How does one prepare to exit a business? According to Emma Cadden, RSM Ireland’s Transaction Advisory Services Director, who delivered a presentation on the subject at the conference in Dublin’s Hilton Hotel, the trick is to know your value and put planning into practice.

“For the company planning to sell or set in motion a succession plan, timing and planning is everything,” she said. “When you sit down to do your initial evaluation and preparation, ask yourself the following: What are the reasons for the sale or transition of the company. How strong is the company’s historic and projected financial performance? Do you know the operating metrics and sustainable profits and growth? What is your market position or customer base? How strong is the management team?”

Tierney agreed: “What I would say is that we were a bunch of Irish guys based in Galway and we made this product the number one hair loss supplement product in the world. Our mission was to sell products we believed in   and grow the business to a level which would interest a major player in the sector in acquiring it. We always saw our exit strategy as being a trade sale. Our success was built on the people and the team we had grown and developed in the company”

Due diligence is one of the steps that will expose any cracks when the perspective buyer probes more deeply into the company. Cadden said that every business exiting the market should pay heed to every nook and cranny within the company to include issues impacting the quality of earnings such as revenue recognition, margin analysis, EBITDA adjustments and operating risk analysis.

“As well as quality of earnings, a business should consider potential balance sheet implications,” she said. “Essentially, it’s about leaving no stone unturned.”

Tierney said a key element of the due diligence for the sale of an element of Lifes2Good involved having the necessary structures in place to meet different global regulations.
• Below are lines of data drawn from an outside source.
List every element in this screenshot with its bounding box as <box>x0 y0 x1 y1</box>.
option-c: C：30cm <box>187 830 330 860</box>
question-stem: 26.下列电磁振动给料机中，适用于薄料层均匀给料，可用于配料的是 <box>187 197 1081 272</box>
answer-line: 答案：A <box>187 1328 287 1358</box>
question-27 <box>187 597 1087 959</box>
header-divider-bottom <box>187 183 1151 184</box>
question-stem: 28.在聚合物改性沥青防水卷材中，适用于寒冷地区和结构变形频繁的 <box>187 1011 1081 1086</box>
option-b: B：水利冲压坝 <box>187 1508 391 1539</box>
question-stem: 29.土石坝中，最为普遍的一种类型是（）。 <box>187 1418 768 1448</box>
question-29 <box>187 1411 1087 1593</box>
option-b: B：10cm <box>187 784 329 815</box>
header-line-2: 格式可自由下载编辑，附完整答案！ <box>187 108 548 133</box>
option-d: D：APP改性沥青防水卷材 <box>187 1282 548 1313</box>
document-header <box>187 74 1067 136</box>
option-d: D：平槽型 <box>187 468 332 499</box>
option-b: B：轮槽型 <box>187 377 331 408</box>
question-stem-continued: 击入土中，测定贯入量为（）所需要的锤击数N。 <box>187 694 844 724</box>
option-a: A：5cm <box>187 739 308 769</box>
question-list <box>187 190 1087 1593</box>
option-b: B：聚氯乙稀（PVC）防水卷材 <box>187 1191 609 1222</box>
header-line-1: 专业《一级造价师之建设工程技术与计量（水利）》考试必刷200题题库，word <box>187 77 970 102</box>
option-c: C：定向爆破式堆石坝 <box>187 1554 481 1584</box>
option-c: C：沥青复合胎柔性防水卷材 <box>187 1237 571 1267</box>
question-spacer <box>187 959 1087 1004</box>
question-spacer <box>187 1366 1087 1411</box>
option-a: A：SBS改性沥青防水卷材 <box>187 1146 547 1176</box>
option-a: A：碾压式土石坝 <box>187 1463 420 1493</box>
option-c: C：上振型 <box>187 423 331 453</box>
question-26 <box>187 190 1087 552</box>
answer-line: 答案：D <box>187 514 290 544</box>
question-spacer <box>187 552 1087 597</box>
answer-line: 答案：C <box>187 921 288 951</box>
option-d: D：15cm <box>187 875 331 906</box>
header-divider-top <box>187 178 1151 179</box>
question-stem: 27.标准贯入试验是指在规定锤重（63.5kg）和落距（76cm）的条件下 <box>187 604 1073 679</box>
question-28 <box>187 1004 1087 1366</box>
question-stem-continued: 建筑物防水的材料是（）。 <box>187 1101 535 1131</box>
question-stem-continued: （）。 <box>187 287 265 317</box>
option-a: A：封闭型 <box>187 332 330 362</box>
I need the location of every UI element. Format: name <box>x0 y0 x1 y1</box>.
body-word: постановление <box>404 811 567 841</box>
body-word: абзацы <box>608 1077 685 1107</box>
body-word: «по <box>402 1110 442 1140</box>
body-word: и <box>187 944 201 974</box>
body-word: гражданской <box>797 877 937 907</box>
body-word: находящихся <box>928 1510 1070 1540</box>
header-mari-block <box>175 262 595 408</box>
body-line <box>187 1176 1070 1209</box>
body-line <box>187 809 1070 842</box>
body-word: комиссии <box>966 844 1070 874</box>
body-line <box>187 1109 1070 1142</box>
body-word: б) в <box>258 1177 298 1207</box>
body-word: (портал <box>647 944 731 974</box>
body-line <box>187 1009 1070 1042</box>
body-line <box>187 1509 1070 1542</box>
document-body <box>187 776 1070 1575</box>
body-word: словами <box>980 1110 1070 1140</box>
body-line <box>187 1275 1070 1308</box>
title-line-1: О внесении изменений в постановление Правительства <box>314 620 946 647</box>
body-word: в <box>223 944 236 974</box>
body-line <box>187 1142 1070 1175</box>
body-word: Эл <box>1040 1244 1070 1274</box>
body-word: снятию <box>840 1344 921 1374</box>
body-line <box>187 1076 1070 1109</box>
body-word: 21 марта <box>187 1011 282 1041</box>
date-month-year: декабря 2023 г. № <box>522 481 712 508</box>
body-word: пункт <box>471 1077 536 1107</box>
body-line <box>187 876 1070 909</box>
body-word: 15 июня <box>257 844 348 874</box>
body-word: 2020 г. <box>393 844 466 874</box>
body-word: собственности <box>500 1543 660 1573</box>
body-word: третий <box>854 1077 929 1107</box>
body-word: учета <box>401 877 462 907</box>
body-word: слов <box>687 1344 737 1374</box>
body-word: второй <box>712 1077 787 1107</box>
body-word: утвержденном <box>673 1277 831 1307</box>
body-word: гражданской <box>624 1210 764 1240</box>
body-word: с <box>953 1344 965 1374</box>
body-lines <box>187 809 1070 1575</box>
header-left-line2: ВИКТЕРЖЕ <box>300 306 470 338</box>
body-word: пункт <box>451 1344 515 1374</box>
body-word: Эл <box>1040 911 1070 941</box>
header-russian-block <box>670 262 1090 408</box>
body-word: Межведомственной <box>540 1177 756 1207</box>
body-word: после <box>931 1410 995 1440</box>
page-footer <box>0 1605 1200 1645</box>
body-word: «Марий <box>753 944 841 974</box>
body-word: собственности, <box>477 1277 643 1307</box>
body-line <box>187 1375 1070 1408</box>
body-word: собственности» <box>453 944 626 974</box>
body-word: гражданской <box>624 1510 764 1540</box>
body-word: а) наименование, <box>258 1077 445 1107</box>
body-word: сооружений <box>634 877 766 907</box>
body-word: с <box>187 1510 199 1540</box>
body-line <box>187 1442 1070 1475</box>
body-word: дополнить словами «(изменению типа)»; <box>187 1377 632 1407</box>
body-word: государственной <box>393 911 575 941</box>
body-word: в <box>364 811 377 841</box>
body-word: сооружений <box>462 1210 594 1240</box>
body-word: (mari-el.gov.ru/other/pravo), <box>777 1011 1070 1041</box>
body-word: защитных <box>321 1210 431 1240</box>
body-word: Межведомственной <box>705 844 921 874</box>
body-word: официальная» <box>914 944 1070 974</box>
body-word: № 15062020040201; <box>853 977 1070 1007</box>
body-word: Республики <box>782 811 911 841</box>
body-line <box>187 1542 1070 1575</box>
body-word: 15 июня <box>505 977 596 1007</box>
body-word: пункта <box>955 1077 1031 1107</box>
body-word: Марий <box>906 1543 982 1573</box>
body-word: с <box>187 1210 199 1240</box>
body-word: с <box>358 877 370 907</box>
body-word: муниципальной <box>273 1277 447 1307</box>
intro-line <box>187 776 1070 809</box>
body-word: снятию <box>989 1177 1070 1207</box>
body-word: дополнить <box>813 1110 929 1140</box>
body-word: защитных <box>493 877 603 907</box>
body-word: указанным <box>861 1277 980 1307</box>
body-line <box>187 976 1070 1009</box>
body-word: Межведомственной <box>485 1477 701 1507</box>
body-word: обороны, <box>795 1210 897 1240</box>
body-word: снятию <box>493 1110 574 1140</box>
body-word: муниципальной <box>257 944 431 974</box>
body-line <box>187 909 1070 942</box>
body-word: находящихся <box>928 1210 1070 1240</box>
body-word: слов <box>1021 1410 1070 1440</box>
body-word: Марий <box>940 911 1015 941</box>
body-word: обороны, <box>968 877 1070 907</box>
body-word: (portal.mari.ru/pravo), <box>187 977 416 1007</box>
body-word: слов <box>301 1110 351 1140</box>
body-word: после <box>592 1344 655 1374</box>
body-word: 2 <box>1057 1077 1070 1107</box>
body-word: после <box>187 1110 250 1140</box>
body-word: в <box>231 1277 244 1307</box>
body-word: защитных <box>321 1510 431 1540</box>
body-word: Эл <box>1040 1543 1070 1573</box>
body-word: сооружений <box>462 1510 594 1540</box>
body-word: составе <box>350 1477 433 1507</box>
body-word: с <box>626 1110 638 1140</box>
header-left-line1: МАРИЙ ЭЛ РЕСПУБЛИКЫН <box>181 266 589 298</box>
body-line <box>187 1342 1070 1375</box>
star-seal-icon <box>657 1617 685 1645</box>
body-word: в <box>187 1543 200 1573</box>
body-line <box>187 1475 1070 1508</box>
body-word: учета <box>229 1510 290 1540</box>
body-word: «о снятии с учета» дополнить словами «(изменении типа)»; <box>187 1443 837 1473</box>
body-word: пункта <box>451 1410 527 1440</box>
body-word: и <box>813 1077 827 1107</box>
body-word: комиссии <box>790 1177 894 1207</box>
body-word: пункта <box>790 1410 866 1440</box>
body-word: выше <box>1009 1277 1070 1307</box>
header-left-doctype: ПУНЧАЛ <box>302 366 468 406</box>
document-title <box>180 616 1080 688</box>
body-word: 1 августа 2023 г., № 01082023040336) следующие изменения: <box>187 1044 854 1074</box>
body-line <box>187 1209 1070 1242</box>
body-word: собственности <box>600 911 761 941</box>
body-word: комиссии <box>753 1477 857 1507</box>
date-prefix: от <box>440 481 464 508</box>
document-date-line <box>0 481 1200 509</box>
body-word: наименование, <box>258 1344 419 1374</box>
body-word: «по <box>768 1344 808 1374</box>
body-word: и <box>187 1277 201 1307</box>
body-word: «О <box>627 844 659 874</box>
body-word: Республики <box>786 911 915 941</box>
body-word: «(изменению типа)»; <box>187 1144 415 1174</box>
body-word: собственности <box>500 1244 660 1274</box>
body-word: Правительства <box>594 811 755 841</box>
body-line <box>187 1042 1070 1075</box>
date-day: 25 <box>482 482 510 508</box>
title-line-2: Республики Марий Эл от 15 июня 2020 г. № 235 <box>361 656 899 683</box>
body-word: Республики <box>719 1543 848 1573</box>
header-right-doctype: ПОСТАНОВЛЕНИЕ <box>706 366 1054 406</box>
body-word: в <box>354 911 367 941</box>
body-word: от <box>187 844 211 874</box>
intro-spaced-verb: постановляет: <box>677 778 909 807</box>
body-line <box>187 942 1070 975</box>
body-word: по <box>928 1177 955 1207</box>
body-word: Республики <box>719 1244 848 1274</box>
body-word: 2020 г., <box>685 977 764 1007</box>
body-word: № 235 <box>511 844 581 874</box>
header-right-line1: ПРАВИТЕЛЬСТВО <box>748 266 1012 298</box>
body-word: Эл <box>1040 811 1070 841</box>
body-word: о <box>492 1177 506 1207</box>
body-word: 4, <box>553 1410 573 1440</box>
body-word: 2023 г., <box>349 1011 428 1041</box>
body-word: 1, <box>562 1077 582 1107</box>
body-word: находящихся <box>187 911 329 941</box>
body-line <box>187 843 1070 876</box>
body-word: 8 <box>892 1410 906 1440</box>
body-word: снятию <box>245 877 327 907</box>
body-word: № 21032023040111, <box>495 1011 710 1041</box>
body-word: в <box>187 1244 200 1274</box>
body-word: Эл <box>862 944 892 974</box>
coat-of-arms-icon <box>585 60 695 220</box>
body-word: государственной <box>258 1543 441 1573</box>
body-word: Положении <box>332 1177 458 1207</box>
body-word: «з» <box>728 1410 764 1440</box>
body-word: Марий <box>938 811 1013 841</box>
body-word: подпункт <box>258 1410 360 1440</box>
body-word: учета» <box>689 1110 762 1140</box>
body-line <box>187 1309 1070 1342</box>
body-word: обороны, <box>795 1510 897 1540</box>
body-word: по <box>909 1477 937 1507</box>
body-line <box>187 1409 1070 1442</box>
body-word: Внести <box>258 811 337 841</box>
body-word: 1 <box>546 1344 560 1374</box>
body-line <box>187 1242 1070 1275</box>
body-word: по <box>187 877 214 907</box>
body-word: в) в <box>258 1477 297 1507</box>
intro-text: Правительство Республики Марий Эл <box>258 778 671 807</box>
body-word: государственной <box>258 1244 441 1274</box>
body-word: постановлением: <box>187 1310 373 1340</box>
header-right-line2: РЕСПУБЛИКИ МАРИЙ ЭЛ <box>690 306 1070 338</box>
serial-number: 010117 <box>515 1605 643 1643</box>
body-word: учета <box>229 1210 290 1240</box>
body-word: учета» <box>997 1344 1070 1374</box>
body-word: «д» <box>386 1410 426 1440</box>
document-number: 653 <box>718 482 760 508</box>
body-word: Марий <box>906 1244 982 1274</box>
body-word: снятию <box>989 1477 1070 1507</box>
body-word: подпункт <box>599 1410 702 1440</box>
“When the buyer comes in and pulls back the sheets, that’s when the reality of selling or exiting starts,” he said. “In our case we started planning for this process of disposal as early as January 2015 and it sold in January 2017, so that was a two-year activity programme. The first year was teeing it up and making sure all elements of the business was ready the second year involved identifying and pitching to potential buyers and eventually going through a formal due diligence process for the second and third quarters of 2016. Due diligence was about making sure all the pieces of the jigsaw were in place and avoiding any reason for the potential buyer to reduce his offer for the business.